- Born: October 25, 1971 (age 54) Columbus, Ohio, U.S.
- Occupation: Producer
- Known for: Jim Rome Is Burning Destination Truth Last Stop for Paul FantasySportsGirl.com
- Website: MandtBros.com

= Michael Mandt =

American television producer (born 1971)

Michael Mandt (born October 25, 1971) is an American television producer.

==Early life==
Born in Ohio, Mandt graduated from Fordham University in the Bronx, New York, and moved north to Bristol, Connecticut where he began his television career as a Production Assistant at ESPN working on SportsCenter and other studio shows.

==Television and film==
In 2001, Michael and his brother Neil Mandt started Mandt Bros. Productions. That same year, they produced Reel Classics Uncut for ESPN. The following year, they produced ESPN's first reality show: Beg, Borrow & Deal. In 2003, the brothers created the show Jim Rome is Burning starring popular sports radio host Jim Rome. In 2004, they created the series My Crazy Life for E! Entertainment Television and in 2007 they created Destination Truth for the Sci Fi Channel. Michael has also produced and or directed segments of the ESPY awards since 2005.

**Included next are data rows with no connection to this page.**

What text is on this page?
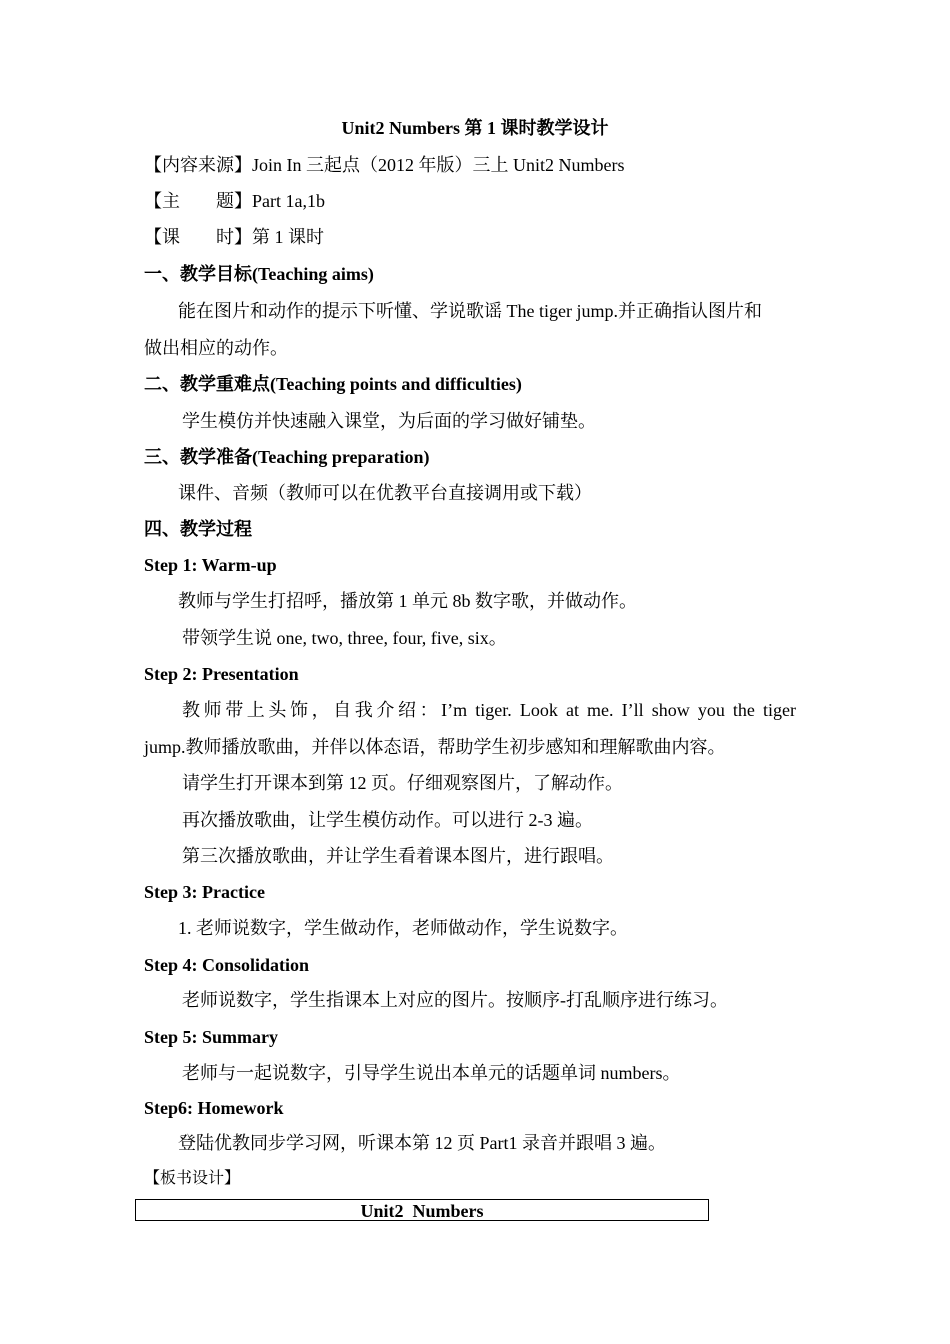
Unit2 Numbers 第 1 课时教学设计
【内容来源】Join In 三起点（2012 年版）三上 Unit2 Numbers
【主　　题】Part 1a,1b
【课　　时】第 1 课时
一、教学目标(Teaching aims)
能在图片和动作的提示下听懂、学说歌谣 The tiger jump.并正确指认图片和
做出相应的动作。
二、教学重难点(Teaching points and difficulties)
学生模仿并快速融入课堂，为后面的学习做好铺垫。
三、教学准备(Teaching preparation)
课件、音频（教师可以在优教平台直接调用或下载）
四、教学过程
Step 1: Warm-up
教师与学生打招呼，播放第 1 单元 8b 数字歌，并做动作。
带领学生说 one, two, three, four, five, six。
Step 2: Presentation
教师带上头饰，自我介绍：I’m tiger. Look at me. I’ll show you the tiger
jump.教师播放歌曲，并伴以体态语，帮助学生初步感知和理解歌曲内容。
请学生打开课本到第 12 页。仔细观察图片，了解动作。
再次播放歌曲，让学生模仿动作。可以进行 2-3 遍。
第三次播放歌曲，并让学生看着课本图片，进行跟唱。
Step 3: Practice
1. 老师说数字，学生做动作，老师做动作，学生说数字。
Step 4: Consolidation
老师说数字，学生指课本上对应的图片。按顺序-打乱顺序进行练习。
Step 5: Summary
老师与一起说数字，引导学生说出本单元的话题单词 numbers。
Step6: Homework
登陆优教同步学习网，听课本第 12 页 Part1 录音并跟唱 3 遍。
【板书设计】
Unit2  Numbers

Michael Mandt appeared in the film Hijacking Hollywood. More recently, he produced the indie film Last Stop for Paul in 2006.

In January 2012, Neil and his brother entered into a partnership agreement with RUFF China, the organization in who holds a permit to put on MMA events as a legal sport in the country of China. Together with his brother, Neil is working with RUFF to establish the world's biggest MMA league in the world, based in China.

==Internet==
In 2007, Neil and Michael launched FantasySportsGirl.com, a site which provides daily video content for fantasy sports fans. The duo were also nominated for a Webby Award for their work on Last Stop for Paul.